I keep reading this New York Times piece over and over, hoping that it’s labeled as satire, but they’re seriously trying to make it sound like they just discovered boba.
Surely we can’t expect everyone in the U.S. to know what boba is, but The Times put out a story Wednesday with a headline that read, “The Blobs in Your Tea? They’re Supposed to Be There,” and it was a bit ridiculous. You have to wonder why The New York Times would take an approach that makes it seem like boba is something new, like if there’s not a shop on every corner in the greater Los Angeles area.
They quickly saw the error in their ways and edited their headline, but it didn’t sound much better, as the second time around they claimed that boba is now, “mainstream.”

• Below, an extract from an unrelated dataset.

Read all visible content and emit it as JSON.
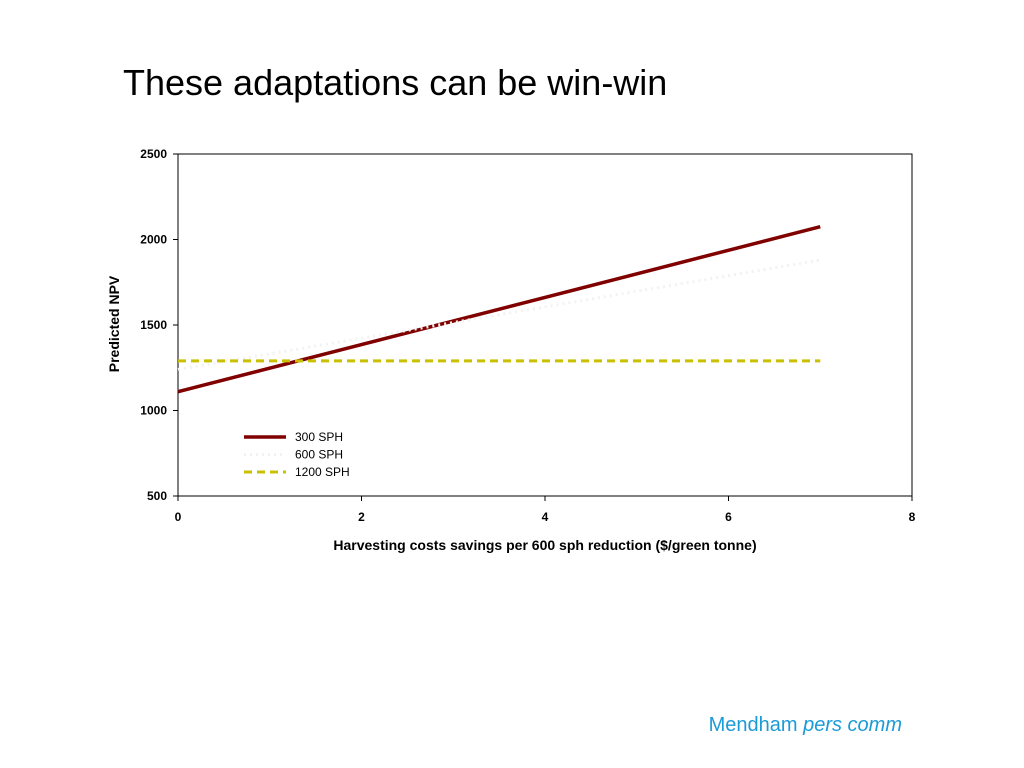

It’s baffling that the New York Times would approve such an angle for their story, with every paragraph sounding like they just discovered a new trend, especially when less than a year ago, they put out an article where the headline started with, “Bubble Tea? So 2002…”

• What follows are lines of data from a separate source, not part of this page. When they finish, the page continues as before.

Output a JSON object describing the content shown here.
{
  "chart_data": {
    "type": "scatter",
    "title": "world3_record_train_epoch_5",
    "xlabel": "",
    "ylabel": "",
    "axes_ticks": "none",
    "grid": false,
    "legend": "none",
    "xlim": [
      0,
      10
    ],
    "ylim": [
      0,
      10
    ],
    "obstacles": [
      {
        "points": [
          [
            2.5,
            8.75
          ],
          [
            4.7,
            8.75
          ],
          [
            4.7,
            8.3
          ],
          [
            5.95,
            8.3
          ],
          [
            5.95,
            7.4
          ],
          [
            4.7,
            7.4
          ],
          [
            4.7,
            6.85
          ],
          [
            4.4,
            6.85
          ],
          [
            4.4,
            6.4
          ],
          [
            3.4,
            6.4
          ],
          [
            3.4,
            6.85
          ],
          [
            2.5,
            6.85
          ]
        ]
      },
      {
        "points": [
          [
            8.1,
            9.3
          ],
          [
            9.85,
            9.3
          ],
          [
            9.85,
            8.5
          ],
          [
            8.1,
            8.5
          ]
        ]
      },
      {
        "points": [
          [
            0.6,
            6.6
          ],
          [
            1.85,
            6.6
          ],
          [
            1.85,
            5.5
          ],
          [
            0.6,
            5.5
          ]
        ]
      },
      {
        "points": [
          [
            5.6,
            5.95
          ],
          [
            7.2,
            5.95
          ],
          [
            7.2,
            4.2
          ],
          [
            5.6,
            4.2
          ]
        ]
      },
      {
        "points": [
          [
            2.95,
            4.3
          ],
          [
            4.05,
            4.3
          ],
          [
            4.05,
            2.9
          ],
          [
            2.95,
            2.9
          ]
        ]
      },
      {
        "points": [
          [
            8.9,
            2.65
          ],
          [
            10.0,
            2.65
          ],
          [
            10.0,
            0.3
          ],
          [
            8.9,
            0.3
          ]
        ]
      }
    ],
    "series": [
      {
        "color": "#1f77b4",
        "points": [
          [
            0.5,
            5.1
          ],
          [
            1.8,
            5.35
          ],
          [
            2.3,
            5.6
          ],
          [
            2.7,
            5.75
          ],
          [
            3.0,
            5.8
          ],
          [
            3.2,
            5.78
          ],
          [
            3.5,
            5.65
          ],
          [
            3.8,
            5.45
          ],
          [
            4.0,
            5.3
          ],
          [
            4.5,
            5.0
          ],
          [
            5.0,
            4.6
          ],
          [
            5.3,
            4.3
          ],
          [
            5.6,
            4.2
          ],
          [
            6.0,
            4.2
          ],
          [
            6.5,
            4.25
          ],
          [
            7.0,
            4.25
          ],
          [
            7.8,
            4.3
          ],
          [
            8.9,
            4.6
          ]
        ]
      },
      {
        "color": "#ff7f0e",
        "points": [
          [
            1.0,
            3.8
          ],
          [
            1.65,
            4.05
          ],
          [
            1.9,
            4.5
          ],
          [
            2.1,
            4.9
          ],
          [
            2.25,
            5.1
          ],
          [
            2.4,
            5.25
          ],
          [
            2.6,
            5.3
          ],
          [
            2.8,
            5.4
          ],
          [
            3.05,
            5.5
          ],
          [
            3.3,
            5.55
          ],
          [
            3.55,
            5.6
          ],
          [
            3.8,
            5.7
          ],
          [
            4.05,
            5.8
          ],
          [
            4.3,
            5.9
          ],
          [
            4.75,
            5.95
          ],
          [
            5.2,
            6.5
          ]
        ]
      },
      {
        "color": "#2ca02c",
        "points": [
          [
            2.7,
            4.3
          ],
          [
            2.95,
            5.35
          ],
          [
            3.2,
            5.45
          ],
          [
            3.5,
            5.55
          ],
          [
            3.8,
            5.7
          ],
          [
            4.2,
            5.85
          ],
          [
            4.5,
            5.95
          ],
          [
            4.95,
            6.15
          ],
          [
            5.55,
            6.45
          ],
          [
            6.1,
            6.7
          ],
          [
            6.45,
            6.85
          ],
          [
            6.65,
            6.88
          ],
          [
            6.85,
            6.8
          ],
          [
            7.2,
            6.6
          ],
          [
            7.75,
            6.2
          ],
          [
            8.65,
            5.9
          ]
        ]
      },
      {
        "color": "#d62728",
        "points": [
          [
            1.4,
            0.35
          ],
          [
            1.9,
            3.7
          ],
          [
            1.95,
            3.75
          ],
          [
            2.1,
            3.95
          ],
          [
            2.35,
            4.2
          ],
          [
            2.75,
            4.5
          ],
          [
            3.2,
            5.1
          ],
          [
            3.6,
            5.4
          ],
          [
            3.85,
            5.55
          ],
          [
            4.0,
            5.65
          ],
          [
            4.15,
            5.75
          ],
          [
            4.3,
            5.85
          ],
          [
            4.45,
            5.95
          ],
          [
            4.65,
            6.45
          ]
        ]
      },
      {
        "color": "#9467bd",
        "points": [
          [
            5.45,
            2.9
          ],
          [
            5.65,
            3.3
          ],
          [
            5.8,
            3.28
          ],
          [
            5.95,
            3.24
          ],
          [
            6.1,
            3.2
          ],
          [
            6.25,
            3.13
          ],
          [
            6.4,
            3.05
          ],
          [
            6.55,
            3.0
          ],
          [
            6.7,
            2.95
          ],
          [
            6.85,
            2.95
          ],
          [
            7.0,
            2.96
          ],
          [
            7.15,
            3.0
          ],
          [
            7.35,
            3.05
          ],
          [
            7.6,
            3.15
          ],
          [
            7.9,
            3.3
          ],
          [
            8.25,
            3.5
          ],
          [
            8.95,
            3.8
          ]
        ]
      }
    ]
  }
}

It seems that The NY Times were at least somewhat aware that people have been sipping on those little tapioca balls for years, and even acknowledged that it was an old trend, yet they had the audacity to publish this garbage.
The internet was not amused, and as quickly as this story went up, it got torn down by Twitter users, especially within the Asian community, even creating a hashtag called #bobagate:
It almost feels like we’re in the Twilight Zone, with the story incorporating quotes from the president of the Tea Association of the U.S.A., saying things like boba “hasn’t hit anybody’s radar in terms of the next big trend,” and “Innovation is important to any product category.”
What? Boba hasn’t hit anybody’s radar? There are close to a million Instagram posts involving boba! Granted, some of them involve Star Wars character Boba Fett, but I think it’s safe to say that boba is on quite a few people’s radars.
It’s a bit of a shame that this article went up the way it did, because there was actually some boba history attached, along with some pretty kick-ass photos of the popular beverage, but it all gets lost behind the terrible, out-of-touch premise that this boba thing might catch on some day.
Even if you want to argue that they were trying to cater to an audience that might not be too keen on the boba concept, at the very least hammer home that it is a popular trend that’s been around and didn’t suddenly turn “mainstream.”
Hey, New York Times, I know what it’s like to try to grab the reader’s attention with a headline. In the age of digital media, you absolutely have to have an element of clickbait, but at least be accurate with it.
Much love to your experienced food writers who are trying to keep journalism alive, but in this specific instance, you played yourself.